After different cellular proportions were detected by qPCR, it was revealed that circKL predominantly existed in the cytoplasm of cells (Fig. 4A). The Circular RNA Interactome database (freely accessible at http://circinteractome.nia.nih.gov) was therefore used to evaluate the potential interactions between circRNA and various miRNAs (27). Among the miRNA candidates, only miR-182-5p was predicted to bind to the circKL sequence at four possible interaction sites (Fig. 4B). In kidney cancer cell lines, RT-qPCR analysis revealed that miR-182-5p was significantly upregulated (Fig. 4C). Furthermore, the AGO2-related RIP assay confirmed the direct interaction between circKL and miR-182-5p. In addition, it was determined that miR-182-5p was predominantly enriched in the MS2bs-circKL overexpression vector group (P<0.01; Fig. 4D), indicating that circKL directly interacted with miR-182-5p and may act as a sponge for miR-182-5p.

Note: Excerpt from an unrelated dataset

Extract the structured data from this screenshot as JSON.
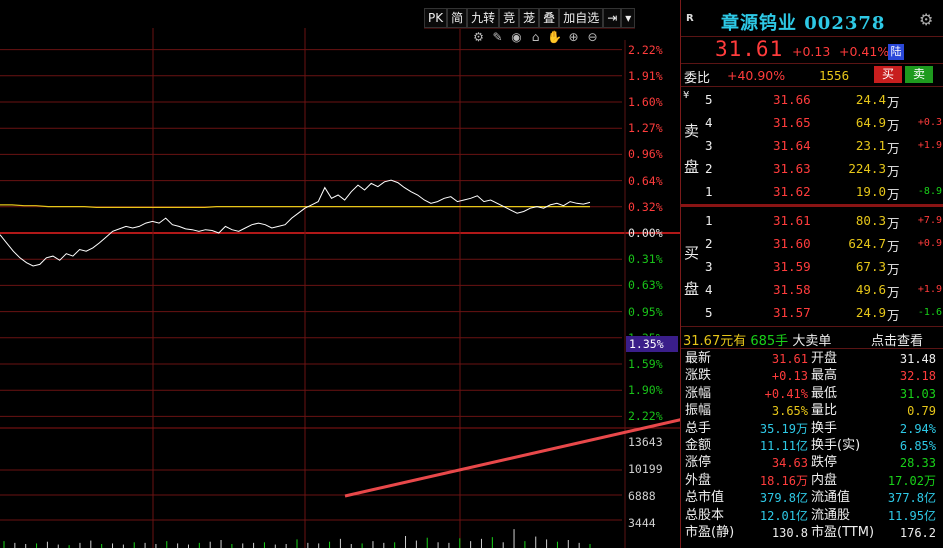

TargetScan (http://www.targetscan.org) was used to predict the potential targeting genes of miR-182-5p (27). Among the possible genes, FBXW7 was identified as a putative downstream target gene of miR-182-5p (Fig. 5A). The results of the qPCR analysis revealed that FBXW7 was markedly downregulated in kidney cancer cells (Fig. 5B). Whether miR-182-5p was able to directly bind to the 3′-UTR of FBXW7 mRNA was subsequently examined. The relative luciferase activity of G401 and SKNEP1 kidney cancer cells was significantly decreased following the transfection of miR-182-5p and the wild-type 3′-UTR-FBXW7 plasmids. However, after co-transfection with the mutated luciferase reporter vector, no such effect was observed (P<0.01; Fig. 5C). The exogenous introduction of miR-182-5p contributed to the reduction of FBXW7 mRNA expression levels (P<0.01; Fig. 5D). In addition, AGO2-related RIP assays revealed that circKL, miR-182-5p and FBXW7 were all highly enriched in the anti-AGO2 G401 and SKNEP1 kidney cancer cell groups (P<0.01; Fig. 5E). Furthermore, the mRNA level of FBXW7 was markedly decreased following circKL overexpression (P<0.01; Fig. 5F). After transfection with miR-182-5p mimics, FBXW7 protein was decreased in both G401 and SKNEP1 kidney cancer cell lines (Fig. 5G). Western blot analysis also revealed that circKL overexpression significantly increased FBXW7 protein levels (Fig. 5H).